Purpose: To present our experience with direct percutaneous radiologic duodenostomy and jejunostomy (PRJ) for alimentation.
Materials and methods: A retrospective study identified 24 patients who had undergone percutaneous jejunostomy or duodenostomy guided by CT and fluoroscopy over a period of 9 years. Whenever possible, the jejunum was inflated with a 5 French diagnostic catheter and jejunopexy was performed using Cope anchors (T-fasteners). A 12 to14 French locking pigtail drain was inserted for alimentation. In 8 patients, percutaneous direct jejunostomy was performed using only fluoroscopy. In 9 patients, both CT and fluoroscopy were used to guide the jejunostomy. In all 7 patients who underwent duodenostomy, a combination of CT and fluoroscopy was used. The reports were reviewed for complications and the technical success rate. The technical success rate was determined.

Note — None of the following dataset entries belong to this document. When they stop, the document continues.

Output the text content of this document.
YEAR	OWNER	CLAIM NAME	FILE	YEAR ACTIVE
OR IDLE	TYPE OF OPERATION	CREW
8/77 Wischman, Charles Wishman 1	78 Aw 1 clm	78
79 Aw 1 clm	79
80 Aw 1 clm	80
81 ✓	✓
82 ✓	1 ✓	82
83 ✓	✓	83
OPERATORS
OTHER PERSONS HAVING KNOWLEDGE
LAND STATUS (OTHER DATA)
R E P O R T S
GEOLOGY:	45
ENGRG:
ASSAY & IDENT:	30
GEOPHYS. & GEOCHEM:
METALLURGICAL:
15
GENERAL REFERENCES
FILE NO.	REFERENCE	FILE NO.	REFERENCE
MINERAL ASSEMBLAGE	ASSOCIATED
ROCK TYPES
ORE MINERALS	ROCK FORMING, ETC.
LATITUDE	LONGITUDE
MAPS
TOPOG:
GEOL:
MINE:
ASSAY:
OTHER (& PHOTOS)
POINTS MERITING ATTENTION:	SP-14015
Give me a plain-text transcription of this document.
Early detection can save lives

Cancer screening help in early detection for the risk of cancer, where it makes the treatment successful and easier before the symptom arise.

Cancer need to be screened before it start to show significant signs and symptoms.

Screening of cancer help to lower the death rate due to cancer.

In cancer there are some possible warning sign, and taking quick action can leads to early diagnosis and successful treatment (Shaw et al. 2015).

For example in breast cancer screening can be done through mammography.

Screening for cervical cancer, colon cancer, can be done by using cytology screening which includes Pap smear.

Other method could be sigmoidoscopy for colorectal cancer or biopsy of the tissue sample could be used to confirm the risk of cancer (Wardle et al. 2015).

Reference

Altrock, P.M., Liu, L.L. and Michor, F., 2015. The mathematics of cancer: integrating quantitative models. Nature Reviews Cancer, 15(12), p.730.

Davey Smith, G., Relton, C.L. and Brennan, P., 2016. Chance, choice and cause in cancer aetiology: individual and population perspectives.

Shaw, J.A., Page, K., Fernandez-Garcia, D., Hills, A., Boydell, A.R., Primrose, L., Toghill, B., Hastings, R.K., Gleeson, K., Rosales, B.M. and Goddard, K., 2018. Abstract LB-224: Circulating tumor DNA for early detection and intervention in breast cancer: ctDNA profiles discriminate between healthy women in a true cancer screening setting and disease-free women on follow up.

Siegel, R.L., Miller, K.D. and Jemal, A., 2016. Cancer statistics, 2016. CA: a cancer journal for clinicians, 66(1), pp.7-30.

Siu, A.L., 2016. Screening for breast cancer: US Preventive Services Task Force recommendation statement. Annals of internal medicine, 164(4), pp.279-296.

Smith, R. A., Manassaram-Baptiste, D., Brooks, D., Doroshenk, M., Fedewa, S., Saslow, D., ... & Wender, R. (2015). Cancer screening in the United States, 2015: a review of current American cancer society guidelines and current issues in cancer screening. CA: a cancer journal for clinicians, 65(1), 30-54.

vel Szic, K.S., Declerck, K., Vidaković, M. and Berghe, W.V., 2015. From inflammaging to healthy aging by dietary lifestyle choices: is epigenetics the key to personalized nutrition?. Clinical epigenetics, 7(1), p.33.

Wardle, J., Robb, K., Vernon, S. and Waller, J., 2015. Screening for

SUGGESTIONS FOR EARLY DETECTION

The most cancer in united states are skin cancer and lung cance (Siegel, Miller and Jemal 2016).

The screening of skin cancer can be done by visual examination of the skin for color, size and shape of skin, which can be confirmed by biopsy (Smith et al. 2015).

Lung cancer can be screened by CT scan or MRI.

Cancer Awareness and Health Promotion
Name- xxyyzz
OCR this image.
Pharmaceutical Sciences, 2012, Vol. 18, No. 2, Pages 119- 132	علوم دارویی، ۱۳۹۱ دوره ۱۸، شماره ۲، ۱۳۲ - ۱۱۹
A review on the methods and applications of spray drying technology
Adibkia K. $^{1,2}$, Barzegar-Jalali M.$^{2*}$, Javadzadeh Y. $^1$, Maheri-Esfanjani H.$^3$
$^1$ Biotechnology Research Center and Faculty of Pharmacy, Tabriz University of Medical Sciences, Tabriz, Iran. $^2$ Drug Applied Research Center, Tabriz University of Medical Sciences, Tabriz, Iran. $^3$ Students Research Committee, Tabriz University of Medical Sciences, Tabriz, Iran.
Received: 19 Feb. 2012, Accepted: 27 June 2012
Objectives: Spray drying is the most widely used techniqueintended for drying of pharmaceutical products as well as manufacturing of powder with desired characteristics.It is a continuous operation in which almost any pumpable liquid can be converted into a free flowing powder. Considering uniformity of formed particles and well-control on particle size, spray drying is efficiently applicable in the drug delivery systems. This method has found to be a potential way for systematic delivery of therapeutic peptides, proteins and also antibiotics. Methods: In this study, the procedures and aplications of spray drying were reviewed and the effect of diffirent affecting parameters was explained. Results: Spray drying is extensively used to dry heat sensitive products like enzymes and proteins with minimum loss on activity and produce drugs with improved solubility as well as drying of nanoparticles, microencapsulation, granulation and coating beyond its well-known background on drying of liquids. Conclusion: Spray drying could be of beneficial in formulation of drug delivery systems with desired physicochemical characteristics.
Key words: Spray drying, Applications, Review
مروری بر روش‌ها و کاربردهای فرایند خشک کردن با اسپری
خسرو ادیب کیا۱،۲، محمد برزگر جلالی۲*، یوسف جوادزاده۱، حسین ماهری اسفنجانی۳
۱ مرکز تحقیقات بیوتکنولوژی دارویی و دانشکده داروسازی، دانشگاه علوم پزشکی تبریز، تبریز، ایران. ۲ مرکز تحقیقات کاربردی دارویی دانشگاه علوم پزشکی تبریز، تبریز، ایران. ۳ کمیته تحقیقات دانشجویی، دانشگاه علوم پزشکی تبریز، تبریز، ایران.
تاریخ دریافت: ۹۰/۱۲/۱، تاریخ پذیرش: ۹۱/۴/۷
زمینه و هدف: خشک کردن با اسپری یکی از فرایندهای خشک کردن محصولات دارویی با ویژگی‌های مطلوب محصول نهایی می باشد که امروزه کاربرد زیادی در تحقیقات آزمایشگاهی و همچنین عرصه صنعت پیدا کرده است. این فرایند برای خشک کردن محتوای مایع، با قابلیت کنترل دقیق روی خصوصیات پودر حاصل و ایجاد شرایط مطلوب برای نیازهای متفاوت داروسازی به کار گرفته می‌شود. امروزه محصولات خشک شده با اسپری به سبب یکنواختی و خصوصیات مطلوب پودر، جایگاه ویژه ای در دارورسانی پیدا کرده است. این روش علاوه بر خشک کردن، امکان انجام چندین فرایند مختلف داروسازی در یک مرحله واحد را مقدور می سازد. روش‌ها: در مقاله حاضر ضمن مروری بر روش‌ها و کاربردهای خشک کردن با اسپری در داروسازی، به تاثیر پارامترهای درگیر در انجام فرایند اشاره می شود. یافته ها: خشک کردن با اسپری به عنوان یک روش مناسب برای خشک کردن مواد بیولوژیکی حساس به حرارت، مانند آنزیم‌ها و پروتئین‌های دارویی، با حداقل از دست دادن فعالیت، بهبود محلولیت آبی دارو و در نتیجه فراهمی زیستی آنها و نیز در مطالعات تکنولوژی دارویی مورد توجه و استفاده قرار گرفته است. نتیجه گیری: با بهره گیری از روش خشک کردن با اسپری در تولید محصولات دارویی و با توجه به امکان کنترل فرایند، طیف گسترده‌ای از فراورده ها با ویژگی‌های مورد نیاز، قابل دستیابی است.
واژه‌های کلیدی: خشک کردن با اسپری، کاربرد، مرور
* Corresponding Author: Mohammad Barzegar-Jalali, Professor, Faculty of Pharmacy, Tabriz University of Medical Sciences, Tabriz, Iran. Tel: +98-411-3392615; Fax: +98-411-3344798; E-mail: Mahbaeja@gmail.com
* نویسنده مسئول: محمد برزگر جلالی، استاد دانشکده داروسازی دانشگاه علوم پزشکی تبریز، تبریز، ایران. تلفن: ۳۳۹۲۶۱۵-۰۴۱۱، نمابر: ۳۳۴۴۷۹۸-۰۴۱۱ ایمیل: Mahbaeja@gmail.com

Results: Percutaneous radiologic jejunostomy was attempted in 17 patients and failed in 5 patients. PRJ was successful in all 8 procedures guided by fluoroscopy and in 4 of 9 procedures guided by CT and fluoroscopy. Direct percutaneous duodenostomy guided by CT and fluoroscopy was successful in all 7 cases. There were no procedure-related laparotomies and no mortality related to the jejunostomy. Minor complications were infection of the abdominal wall (n = 1), lingering pain requiring a new jejunostomy (n = 1) and aspiration because of persistent reflux (n = 1).
Conclusion: PRJ is a safe procedure even in critically ill patients. It is technically difficult and may fail if the jejunum cannot be distended. Percutaneous radiologic duodenostomy and jejunostomy are recommended for prolonged alimentation of malnourished patients following esophageal or gastric surgery.